Analysts have questioned whether the platform can adapt over time or whether features like stealth and electronic attack need to be engineered into the original design at from the start.
In particular, low-observable or stealth specifications are needed to help the UCLASS evade increasingly sophisticated enemy air defenses and a broadly scoped payload or weapons delivery capability is needed to maximize its effectiveness for future engagements.
Furthermore, the UCLASS drone will need to overcome what the Pentagon refers to as anti-access/area-denial, or A2/AD threats, meaning adversaries with increasingly sophisticated long-range missiles and air defenses, among other things.

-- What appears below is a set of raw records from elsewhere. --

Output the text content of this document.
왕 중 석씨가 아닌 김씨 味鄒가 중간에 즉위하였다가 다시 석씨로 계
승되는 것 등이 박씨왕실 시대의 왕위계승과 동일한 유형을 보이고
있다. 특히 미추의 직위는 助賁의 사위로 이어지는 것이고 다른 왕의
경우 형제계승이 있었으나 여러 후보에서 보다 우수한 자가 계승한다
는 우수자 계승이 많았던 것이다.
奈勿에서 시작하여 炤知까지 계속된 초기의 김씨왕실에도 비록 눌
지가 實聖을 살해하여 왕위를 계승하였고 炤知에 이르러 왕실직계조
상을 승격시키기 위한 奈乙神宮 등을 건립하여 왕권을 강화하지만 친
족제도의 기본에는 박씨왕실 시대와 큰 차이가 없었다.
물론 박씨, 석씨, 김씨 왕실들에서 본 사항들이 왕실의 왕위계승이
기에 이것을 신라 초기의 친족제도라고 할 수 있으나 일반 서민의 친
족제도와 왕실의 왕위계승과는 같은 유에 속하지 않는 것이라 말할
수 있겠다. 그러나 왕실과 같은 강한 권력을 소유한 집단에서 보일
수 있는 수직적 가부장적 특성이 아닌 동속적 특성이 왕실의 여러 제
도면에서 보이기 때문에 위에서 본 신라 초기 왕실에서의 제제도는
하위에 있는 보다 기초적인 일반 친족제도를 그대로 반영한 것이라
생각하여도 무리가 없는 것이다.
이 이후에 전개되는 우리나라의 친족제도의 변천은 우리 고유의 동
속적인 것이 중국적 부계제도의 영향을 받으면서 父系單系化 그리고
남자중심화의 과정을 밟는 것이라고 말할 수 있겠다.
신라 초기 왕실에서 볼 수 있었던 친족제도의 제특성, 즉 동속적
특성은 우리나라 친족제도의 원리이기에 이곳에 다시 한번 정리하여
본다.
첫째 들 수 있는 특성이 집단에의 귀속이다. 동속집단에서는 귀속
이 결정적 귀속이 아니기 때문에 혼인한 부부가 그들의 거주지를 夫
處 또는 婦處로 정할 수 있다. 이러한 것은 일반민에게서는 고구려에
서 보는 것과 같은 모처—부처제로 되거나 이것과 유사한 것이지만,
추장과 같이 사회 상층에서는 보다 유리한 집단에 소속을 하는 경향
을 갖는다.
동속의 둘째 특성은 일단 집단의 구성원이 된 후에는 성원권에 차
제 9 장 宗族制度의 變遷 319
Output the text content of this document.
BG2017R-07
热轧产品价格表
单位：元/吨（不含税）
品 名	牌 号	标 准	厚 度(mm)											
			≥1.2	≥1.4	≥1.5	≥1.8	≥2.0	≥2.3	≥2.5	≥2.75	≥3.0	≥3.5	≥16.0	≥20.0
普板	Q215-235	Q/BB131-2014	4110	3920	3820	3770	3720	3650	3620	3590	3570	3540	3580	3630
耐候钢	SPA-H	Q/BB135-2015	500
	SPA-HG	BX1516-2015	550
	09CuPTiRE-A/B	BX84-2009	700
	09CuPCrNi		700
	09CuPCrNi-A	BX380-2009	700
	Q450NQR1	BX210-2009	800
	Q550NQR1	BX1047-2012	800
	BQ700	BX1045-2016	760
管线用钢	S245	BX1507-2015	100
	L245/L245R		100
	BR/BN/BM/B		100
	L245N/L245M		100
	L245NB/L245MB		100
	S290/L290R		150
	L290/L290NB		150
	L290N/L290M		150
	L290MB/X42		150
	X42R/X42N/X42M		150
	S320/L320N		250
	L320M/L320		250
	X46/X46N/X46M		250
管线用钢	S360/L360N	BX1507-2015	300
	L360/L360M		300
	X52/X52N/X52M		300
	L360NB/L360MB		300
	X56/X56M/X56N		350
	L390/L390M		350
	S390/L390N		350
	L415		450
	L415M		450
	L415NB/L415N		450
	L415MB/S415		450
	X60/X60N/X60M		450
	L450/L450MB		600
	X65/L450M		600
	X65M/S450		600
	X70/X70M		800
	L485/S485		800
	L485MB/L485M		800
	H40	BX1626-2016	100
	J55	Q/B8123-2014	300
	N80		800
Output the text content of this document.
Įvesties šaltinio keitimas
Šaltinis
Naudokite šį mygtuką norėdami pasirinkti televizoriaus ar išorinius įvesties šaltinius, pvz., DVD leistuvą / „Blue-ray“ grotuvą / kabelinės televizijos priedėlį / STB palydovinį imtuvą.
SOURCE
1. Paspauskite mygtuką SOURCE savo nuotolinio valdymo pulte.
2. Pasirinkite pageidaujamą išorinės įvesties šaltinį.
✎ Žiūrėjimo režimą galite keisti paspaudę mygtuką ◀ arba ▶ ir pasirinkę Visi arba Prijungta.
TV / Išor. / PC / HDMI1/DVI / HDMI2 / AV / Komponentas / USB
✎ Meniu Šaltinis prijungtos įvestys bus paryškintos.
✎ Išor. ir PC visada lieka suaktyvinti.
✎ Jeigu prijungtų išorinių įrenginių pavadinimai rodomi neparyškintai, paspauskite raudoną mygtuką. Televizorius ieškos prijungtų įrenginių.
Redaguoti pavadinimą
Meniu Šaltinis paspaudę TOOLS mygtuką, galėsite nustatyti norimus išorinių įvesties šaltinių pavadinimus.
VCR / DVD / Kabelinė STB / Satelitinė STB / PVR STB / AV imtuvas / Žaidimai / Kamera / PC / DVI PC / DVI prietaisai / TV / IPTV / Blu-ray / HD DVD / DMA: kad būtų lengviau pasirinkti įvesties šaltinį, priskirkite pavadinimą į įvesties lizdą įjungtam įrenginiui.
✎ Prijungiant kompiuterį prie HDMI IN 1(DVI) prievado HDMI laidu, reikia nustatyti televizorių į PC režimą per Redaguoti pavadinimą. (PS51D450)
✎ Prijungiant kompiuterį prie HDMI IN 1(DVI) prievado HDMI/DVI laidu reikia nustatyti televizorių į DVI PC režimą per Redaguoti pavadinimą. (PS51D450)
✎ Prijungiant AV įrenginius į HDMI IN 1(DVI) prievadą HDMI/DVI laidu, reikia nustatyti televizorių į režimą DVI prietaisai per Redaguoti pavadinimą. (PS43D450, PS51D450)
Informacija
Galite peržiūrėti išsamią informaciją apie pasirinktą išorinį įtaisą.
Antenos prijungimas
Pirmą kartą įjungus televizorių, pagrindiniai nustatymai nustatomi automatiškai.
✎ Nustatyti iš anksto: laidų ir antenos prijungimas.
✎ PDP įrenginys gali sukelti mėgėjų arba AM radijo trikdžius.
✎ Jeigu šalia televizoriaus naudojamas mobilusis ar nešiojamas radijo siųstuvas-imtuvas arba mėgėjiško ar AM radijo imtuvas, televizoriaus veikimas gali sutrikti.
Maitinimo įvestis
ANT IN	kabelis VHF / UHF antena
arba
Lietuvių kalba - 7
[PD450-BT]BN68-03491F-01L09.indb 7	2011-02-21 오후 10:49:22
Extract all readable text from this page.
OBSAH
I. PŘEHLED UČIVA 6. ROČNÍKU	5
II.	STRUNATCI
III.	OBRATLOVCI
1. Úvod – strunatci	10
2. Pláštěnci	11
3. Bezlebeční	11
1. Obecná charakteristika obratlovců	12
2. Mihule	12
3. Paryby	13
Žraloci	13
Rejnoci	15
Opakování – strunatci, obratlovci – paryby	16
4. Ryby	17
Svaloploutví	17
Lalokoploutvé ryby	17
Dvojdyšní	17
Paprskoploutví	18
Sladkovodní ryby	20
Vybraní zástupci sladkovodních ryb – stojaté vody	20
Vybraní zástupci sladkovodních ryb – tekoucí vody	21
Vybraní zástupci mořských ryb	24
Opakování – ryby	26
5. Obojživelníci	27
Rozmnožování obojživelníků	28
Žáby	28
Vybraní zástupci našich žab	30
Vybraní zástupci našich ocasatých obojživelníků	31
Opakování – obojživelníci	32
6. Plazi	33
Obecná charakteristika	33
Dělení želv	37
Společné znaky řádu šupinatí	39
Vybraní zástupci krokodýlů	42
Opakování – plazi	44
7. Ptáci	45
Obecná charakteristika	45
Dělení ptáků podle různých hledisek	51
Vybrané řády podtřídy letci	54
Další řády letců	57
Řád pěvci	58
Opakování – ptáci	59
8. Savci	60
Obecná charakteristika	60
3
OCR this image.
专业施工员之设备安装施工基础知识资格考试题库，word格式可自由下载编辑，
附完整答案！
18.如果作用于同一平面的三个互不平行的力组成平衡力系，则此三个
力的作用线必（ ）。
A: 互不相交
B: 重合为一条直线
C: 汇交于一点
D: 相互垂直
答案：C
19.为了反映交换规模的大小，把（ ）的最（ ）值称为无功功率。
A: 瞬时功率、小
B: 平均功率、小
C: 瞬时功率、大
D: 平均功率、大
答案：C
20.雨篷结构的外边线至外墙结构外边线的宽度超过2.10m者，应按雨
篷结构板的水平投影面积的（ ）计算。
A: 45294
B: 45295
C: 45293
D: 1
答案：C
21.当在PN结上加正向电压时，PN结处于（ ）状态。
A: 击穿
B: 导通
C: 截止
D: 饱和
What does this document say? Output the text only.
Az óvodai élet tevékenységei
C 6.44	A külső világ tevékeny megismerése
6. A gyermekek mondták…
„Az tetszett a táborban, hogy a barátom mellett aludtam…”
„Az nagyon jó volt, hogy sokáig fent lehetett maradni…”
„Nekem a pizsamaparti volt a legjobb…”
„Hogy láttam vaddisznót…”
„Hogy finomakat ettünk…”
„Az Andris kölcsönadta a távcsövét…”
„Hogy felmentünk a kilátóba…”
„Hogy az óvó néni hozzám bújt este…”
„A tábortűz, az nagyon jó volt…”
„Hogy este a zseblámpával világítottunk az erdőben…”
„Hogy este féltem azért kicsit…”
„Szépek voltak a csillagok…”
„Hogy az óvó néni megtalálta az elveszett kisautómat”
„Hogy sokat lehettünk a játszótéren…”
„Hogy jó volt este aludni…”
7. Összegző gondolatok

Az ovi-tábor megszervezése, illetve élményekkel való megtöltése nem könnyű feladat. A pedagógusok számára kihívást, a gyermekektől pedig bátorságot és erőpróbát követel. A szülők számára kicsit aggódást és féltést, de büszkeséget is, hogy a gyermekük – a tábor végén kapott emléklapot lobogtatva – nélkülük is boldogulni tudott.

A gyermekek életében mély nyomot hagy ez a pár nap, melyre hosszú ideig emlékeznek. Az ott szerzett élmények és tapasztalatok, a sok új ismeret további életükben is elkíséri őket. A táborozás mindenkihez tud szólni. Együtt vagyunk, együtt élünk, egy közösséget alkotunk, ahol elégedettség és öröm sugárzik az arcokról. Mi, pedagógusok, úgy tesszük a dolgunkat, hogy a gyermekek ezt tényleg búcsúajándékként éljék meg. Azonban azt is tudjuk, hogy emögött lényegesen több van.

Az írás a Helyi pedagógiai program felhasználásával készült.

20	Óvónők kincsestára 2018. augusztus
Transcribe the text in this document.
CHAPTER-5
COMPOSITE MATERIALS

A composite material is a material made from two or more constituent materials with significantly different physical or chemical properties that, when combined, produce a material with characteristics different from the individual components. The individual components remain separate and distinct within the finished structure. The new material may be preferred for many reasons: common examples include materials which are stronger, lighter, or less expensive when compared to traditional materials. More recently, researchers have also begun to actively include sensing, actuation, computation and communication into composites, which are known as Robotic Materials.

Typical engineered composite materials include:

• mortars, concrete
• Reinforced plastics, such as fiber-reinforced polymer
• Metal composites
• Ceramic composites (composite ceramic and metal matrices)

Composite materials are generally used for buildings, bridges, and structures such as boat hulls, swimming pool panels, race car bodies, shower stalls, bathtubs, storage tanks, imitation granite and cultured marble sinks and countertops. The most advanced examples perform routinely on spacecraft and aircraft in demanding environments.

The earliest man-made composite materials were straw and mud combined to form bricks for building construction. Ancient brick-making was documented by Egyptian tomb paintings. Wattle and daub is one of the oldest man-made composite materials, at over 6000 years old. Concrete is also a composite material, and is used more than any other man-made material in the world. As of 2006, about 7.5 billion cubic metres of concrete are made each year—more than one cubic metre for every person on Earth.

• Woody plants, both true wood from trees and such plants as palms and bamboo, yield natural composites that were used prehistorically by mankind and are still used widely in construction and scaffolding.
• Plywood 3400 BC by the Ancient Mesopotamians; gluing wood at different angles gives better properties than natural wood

One source explained if the UCLASS is configured to carry the extra fuel needed for longer-endurance missions, then it will need to be built with a larger vertical signature and therefore have a less-stealthy design. For this reason, advocates for more expansive requirements have favored planning for more aerial refueling of the drone in order to ensure that it is engineered with a stealthy, low-observable design.
While not willing to comment publically on plans for stealth or low-observability for UCLASS, Navy program officials have maintained that the program’s requirements do call for a weaponized strike platform as well as an ISR vehicle. However, the weapons capability is something that is described as incremental, meaning it will be engineered into the platform over time, Navy officials explained.
Critics however, have questioned whether this is possible and favored building an original design at the beginning of the program with stealth and weaponry factored into the construction and engineering.
Last summer, the Navy awarded four contracts valued at $15 million for preliminary design review for the UCLASS to Boeing, General Atomics Aeronautical Systems, Lockheed Martin and Northrop Grumman.